Der CIO muss sich deshalb so vorbereiten, dass er Kosten senken kann, ohne die IT "kaputt zu sparen". Zum Beispiel können durch den richtigen Skill-Mix in der Anwendungsentwicklung die Kosten reduziert werden, ohne die Entwicklungsgeschwindigkeit zu reduzieren (siehe Grafik 1).

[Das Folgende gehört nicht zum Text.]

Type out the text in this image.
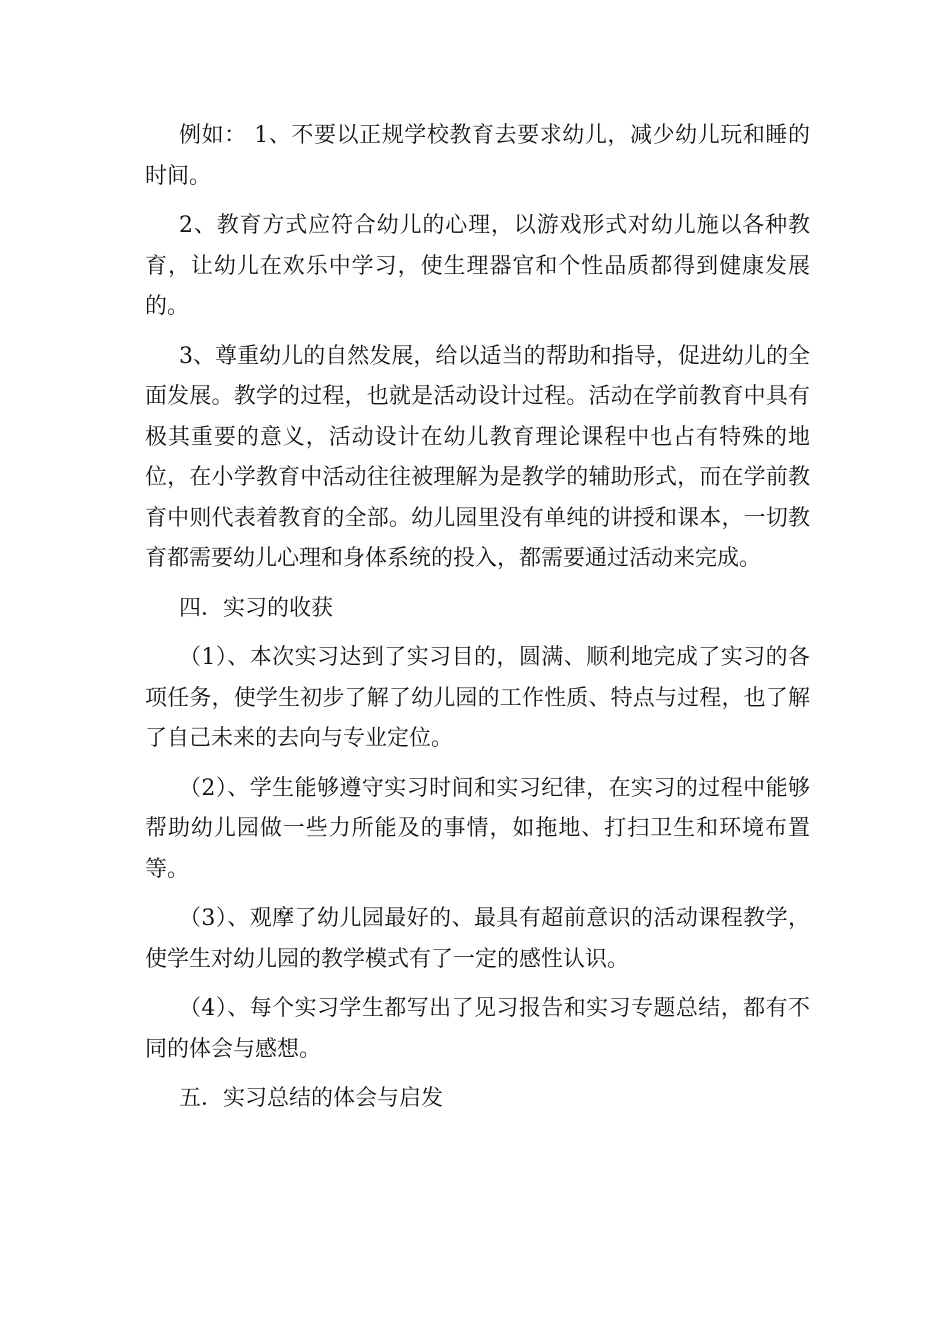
例如： 1、不要以正规学校教育去要求幼儿，减少幼儿玩和睡的时间。

2、教育方式应符合幼儿的心理，以游戏形式对幼儿施以各种教育，让幼儿在欢乐中学习，使生理器官和个性品质都得到健康发展的。

3、尊重幼儿的自然发展，给以适当的帮助和指导，促进幼儿的全面发展。教学的过程，也就是活动设计过程。活动在学前教育中具有极其重要的意义，活动设计在幼儿教育理论课程中也占有特殊的地位，在小学教育中活动往往被理解为是教学的辅助形式，而在学前教育中则代表着教育的全部。幼儿园里没有单纯的讲授和课本，一切教育都需要幼儿心理和身体系统的投入，都需要通过活动来完成。

四．实习的收获

（1）、本次实习达到了实习目的，圆满、顺利地完成了实习的各项任务，使学生初步了解了幼儿园的工作性质、特点与过程，也了解了自己未来的去向与专业定位。

（2）、学生能够遵守实习时间和实习纪律，在实习的过程中能够帮助幼儿园做一些力所能及的事情，如拖地、打扫卫生和环境布置等。

（3）、观摩了幼儿园最好的、最具有超前意识的活动课程教学，使学生对幼儿园的教学模式有了一定的感性认识。

（4）、每个实习学生都写出了见习报告和实习专题总结，都有不同的体会与感想。

五．实习总结的体会与启发
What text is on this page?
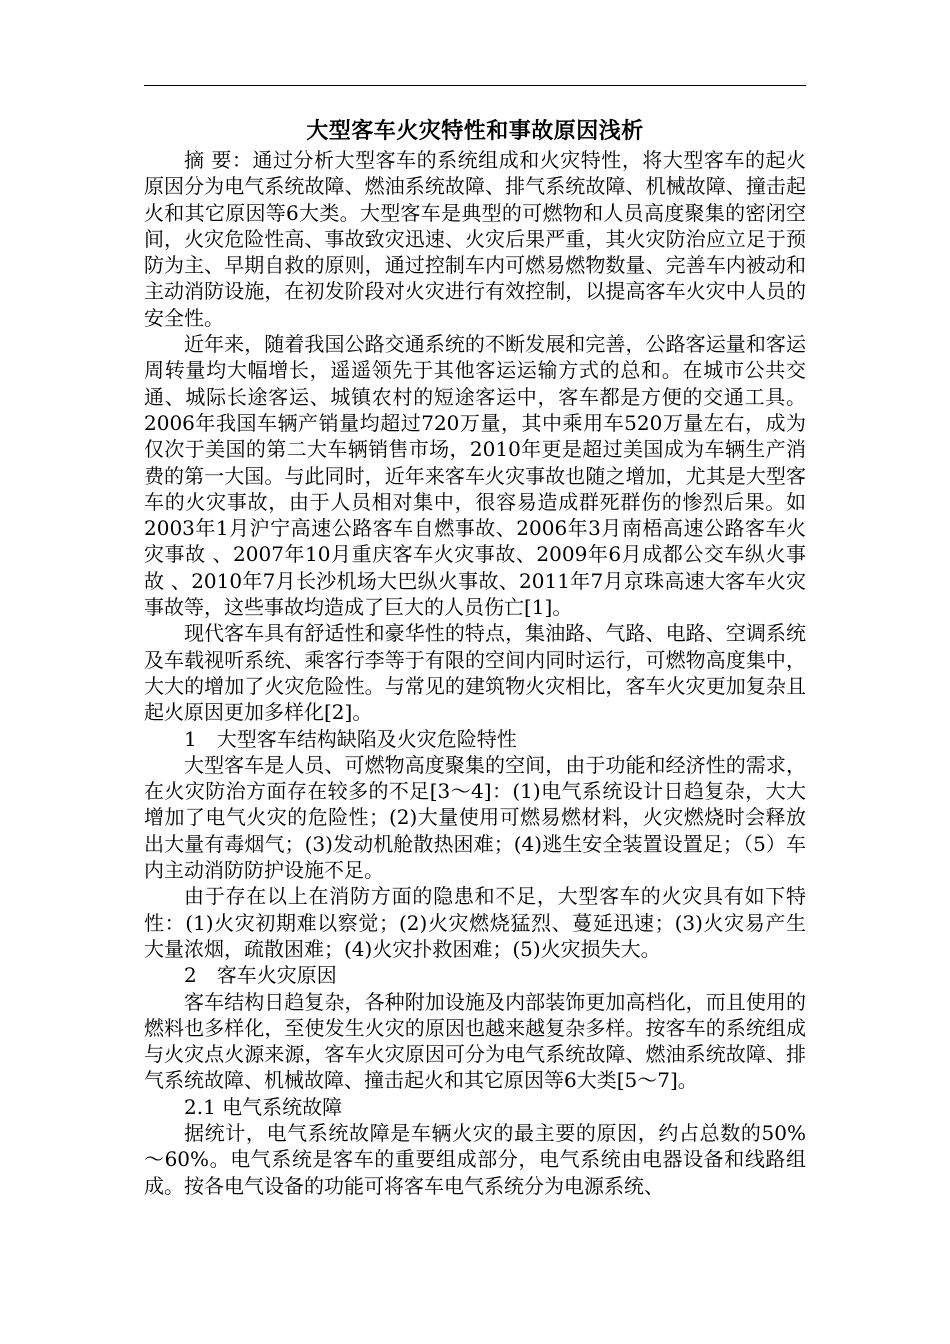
大型客车火灾特性和事故原因浅析

摘 要：通过分析大型客车的系统组成和火灾特性，将大型客车的起火原因分为电气系统故障、燃油系统故障、排气系统故障、机械故障、撞击起火和其它原因等6大类。大型客车是典型的可燃物和人员高度聚集的密闭空间，火灾危险性高、事故致灾迅速、火灾后果严重，其火灾防治应立足于预防为主、早期自救的原则，通过控制车内可燃易燃物数量、完善车内被动和主动消防设施，在初发阶段对火灾进行有效控制，以提高客车火灾中人员的安全性。

近年来，随着我国公路交通系统的不断发展和完善，公路客运量和客运周转量均大幅增长，遥遥领先于其他客运运输方式的总和。在城市公共交通、城际长途客运、城镇农村的短途客运中，客车都是方便的交通工具。2006年我国车辆产销量均超过720万量，其中乘用车520万量左右，成为仅次于美国的第二大车辆销售市场，2010年更是超过美国成为车辆生产消费的第一大国。与此同时，近年来客车火灾事故也随之增加，尤其是大型客车的火灾事故，由于人员相对集中，很容易造成群死群伤的惨烈后果。如2003年1月沪宁高速公路客车自燃事故、2006年3月南梧高速公路客车火灾事故 、2007年10月重庆客车火灾事故、2009年6月成都公交车纵火事故 、2010年7月长沙机场大巴纵火事故、2011年7月京珠高速大客车火灾事故等，这些事故均造成了巨大的人员伤亡[1]。

现代客车具有舒适性和豪华性的特点，集油路、气路、电路、空调系统及车载视听系统、乘客行李等于有限的空间内同时运行，可燃物高度集中，大大的增加了火灾危险性。与常见的建筑物火灾相比，客车火灾更加复杂且起火原因更加多样化[2]。

1　大型客车结构缺陷及火灾危险特性

大型客车是人员、可燃物高度聚集的空间，由于功能和经济性的需求，在火灾防治方面存在较多的不足[3～4]：(1)电气系统设计日趋复杂，大大增加了电气火灾的危险性；(2)大量使用可燃易燃材料，火灾燃烧时会释放出大量有毒烟气；(3)发动机舱散热困难；(4)逃生安全装置设置足；（5）车内主动消防防护设施不足。

由于存在以上在消防方面的隐患和不足，大型客车的火灾具有如下特性：(1)火灾初期难以察觉；(2)火灾燃烧猛烈、蔓延迅速；(3)火灾易产生大量浓烟，疏散困难；(4)火灾扑救困难；(5)火灾损失大。

2　客车火灾原因

客车结构日趋复杂，各种附加设施及内部装饰更加高档化，而且使用的燃料也多样化，至使发生火灾的原因也越来越复杂多样。按客车的系统组成与火灾点火源来源，客车火灾原因可分为电气系统故障、燃油系统故障、排气系统故障、机械故障、撞击起火和其它原因等6大类[5～7]。

2.1 电气系统故障

据统计，电气系统故障是车辆火灾的最主要的原因，约占总数的50%～60%。电气系统是客车的重要组成部分，电气系统由电器设备和线路组成。按各电气设备的功能可将客车电气系统分为电源系统、
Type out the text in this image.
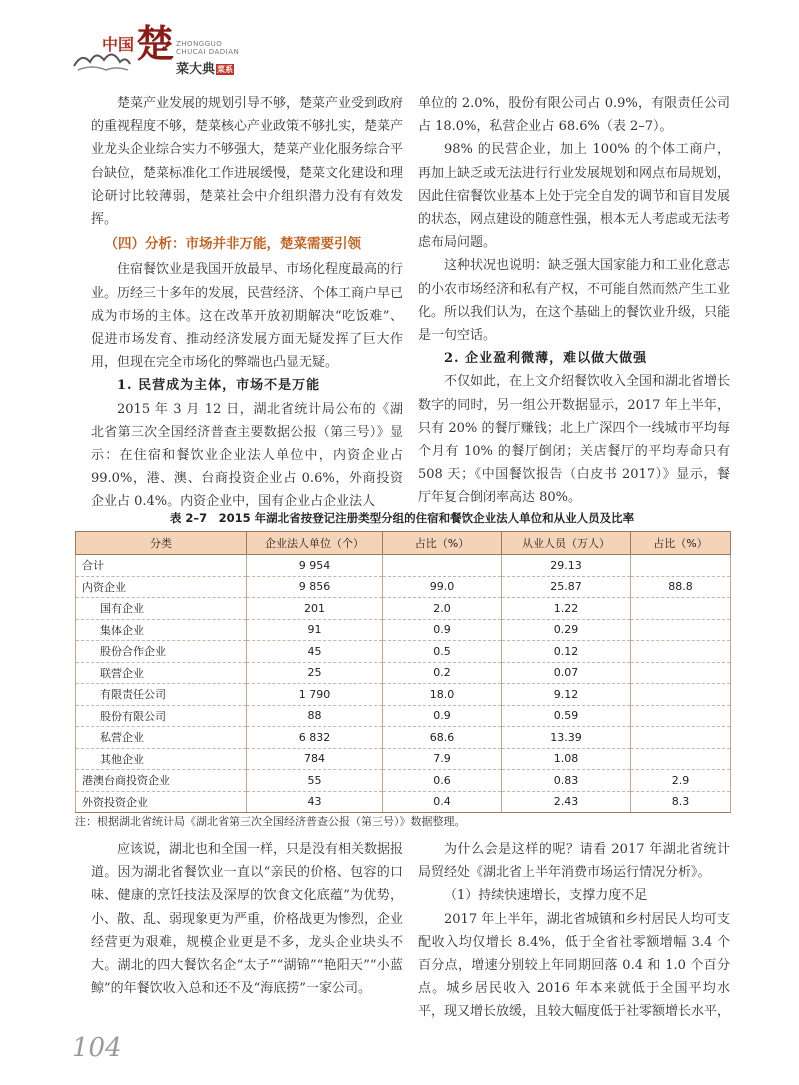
中国 楚 ZHONGGUO
CHUCAI DADIAN
菜大典 菜系

楚菜产业发展的规划引导不够，楚菜产业受到政府的重视程度不够，楚菜核心产业政策不够扎实，楚菜产业龙头企业综合实力不够强大，楚菜产业化服务综合平台缺位，楚菜标准化工作进展缓慢，楚菜文化建设和理论研讨比较薄弱，楚菜社会中介组织潜力没有有效发挥。

（四）分析：市场并非万能，楚菜需要引领

住宿餐饮业是我国开放最早、市场化程度最高的行业。历经三十多年的发展，民营经济、个体工商户早已成为市场的主体。这在改革开放初期解决“吃饭难”、促进市场发育、推动经济发展方面无疑发挥了巨大作用，但现在完全市场化的弊端也凸显无疑。

1. 民营成为主体，市场不是万能

2015 年 3 月 12 日，湖北省统计局公布的《湖北省第三次全国经济普查主要数据公报（第三号）》显示：在住宿和餐饮业企业法人单位中，内资企业占 99.0%，港、澳、台商投资企业占 0.6%，外商投资企业占 0.4%。内资企业中，国有企业占企业法人

单位的 2.0%，股份有限公司占 0.9%，有限责任公司占 18.0%，私营企业占 68.6%（表 2–7）。

98% 的民营企业，加上 100% 的个体工商户，再加上缺乏或无法进行行业发展规划和网点布局规划，因此住宿餐饮业基本上处于完全自发的调节和盲目发展的状态，网点建设的随意性强，根本无人考虑或无法考虑布局问题。

这种状况也说明：缺乏强大国家能力和工业化意志的小农市场经济和私有产权，不可能自然而然产生工业化。所以我们认为，在这个基础上的餐饮业升级，只能是一句空话。

2. 企业盈利微薄，难以做大做强

不仅如此，在上文介绍餐饮收入全国和湖北省增长数字的同时，另一组公开数据显示，2017 年上半年，只有 20% 的餐厅赚钱；北上广深四个一线城市平均每个月有 10% 的餐厅倒闭；关店餐厅的平均寿命只有 508 天；《中国餐饮报告（白皮书 2017）》显示，餐厅年复合倒闭率高达 80%。

表 2–7　2015 年湖北省按登记注册类型分组的住宿和餐饮企业法人单位和从业人员及比率
分类	企业法人单位（个）	占比（%）	从业人员（万人）	占比（%）
合计	9 954		29.13	
内资企业	9 856	99.0	25.87	88.8
国有企业	201	2.0	1.22	
集体企业	91	0.9	0.29	
股份合作企业	45	0.5	0.12	
联营企业	25	0.2	0.07	
有限责任公司	1 790	18.0	9.12	
股份有限公司	88	0.9	0.59	
私营企业	6 832	68.6	13.39	
其他企业	784	7.9	1.08	
港澳台商投资企业	55	0.6	0.83	2.9
外资投资企业	43	0.4	2.43	8.3
注：根据湖北省统计局《湖北省第三次全国经济普查公报（第三号）》数据整理。

应该说，湖北也和全国一样，只是没有相关数据报道。因为湖北省餐饮业一直以“亲民的价格、包容的口味、健康的烹饪技法及深厚的饮食文化底蕴”为优势，小、散、乱、弱现象更为严重，价格战更为惨烈，企业经营更为艰难，规模企业更是不多，龙头企业块头不大。湖北的四大餐饮名企“太子”“湖锦”“艳阳天”“小蓝鲸”的年餐饮收入总和还不及“海底捞”一家公司。

为什么会是这样的呢？请看 2017 年湖北省统计局贸经处《湖北省上半年消费市场运行情况分析》。

（1）持续快速增长，支撑力度不足

2017 年上半年，湖北省城镇和乡村居民人均可支配收入均仅增长 8.4%，低于全省社零额增幅 3.4 个百分点，增速分别较上年同期回落 0.4 和 1.0 个百分点。城乡居民收入 2016 年本来就低于全国平均水平，现又增长放缓，且较大幅度低于社零额增长水平，

104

Die beste Strategie dafür ist ein neues Verständnis des Innovationsmanagements. In traditioneller Betrachtung werden in der IT-Kostensenkung und Innovation alternativ gesehen. Sinnvoller ist es jedoch, beide aus einer gemeinsamen Perspektive zu betrachten. Statt tumber Kostensenkung ("abbauen, entlassen") werden auch hier innovative Strategien angestrebt. Das Innovationsmanagement wird so positioniert, dass es bei Bedarf inhaltlich schnell und flexibel von Kostensenkung auf Wachstum umschalten kann. Welche Elemente muss es dazu enthalten?
Innovative Kostensenkung
Zur Kostensenkung kann der CIO an externen und internen Hebeln ansetzen.
1. Gestaltung externer Dienstleistungen
Verhandlungen mit IT-Dienstleistern bieten häufig die einfachsten Ansatzpunkte für kurzfristige Einsparungen. Allerdings nur dann, wenn die Verträge entsprechend gestaltet sind; ansonsten sind CIOs auf den Goodwill der Partner angewiesen. Die eigentliche Innovation liegt in der rechtzeitigen Aufnahme von Benchmark-Klauseln in den Lieferantenverträgen. Sie schaffen in Krisenzeiten mehr Flexibilität, indem sie garantieren, dass die Preise die tatsächliche Marktentwicklung reflektieren.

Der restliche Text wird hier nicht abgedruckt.